October 20, 2025 at 2:39 pm

If I Must Die: Poetry and Prose
  • Book Author(s): Refaat Alareer
  • Published Date: 5 Dec. 2024
  • Publisher: OR Books
  • Paperback: 288 pages
  • ISBN-13: 978-1682196212

Israel killed the Palestinian writer Refaat Alareer on 7 December 2023, in the first months of the genocide in Gaza. The poem from which the book gets its title catapulted Alaeer into international prominence after his murder, a message that is now inscribed into our conscious and conscience. However, this collection of writings is a sombre reminded that such voices should be still alive, writing and leading the struggle against Zionist colonialism.

Alareer reminds the reader of the continuation that is Zionist annihilation of Palestine, as the writings in the anthology span the period between 2010 and 2023. Annihilation comes in several forms, we are reminded. Not only the killings of tens of thousands of Palestinians, but the Zionist narrative’s erasure of truth is also the annihilation of the Palestinian people and their land.

“Ten years ago not one single Palestinian (not even those with the wildest imagination) could have foreseen that certain kinds of rockets will be used in the struggle. But Israel made it possible. By crushing stone throwers, Israel was, albeit not directly, saying to the Palestinians, “you better think of other weapons.” And Palestinians did.” This excerpt from a 2011 essay by Alareer is testimony to how Palestinian resistance grew according to the expansion of Israel’s colonial violence. The intifadas were not inevitable – they were developed as a result of Israel’s determination to erase Palestinians from Palestine.

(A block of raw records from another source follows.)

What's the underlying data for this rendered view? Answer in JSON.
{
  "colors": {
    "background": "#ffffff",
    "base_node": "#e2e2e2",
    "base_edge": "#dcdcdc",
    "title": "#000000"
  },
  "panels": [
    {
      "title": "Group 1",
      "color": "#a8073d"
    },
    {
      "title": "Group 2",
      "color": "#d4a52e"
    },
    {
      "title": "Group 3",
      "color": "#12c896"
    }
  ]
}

Alareer’s writings also devote ample space to the humanity that Israel crushes with the might of its bombs and bulldozers. In the midst of bombings and in their intervals, Alareer discusses his children’s questions on colonialism and violence, his contributions to education in Gaza, his encouraging students to write and “showcase Palestinian creative resistance to injustice and to Israeli racism and brutality.” Storytelling, which is the main fabric of this anthology, makes an appearance when Alareer discusses his readings of European literature and imperialist discourse – the example given being Daniel Defoe’s Robinson Crusoe. “Crusoe’s imperialist discourse had never before annoyed me like it did them,” Alareer writes, noting that Palestinians should never have their stories told by anyone else when they have the capacity to narrate their stories themselves.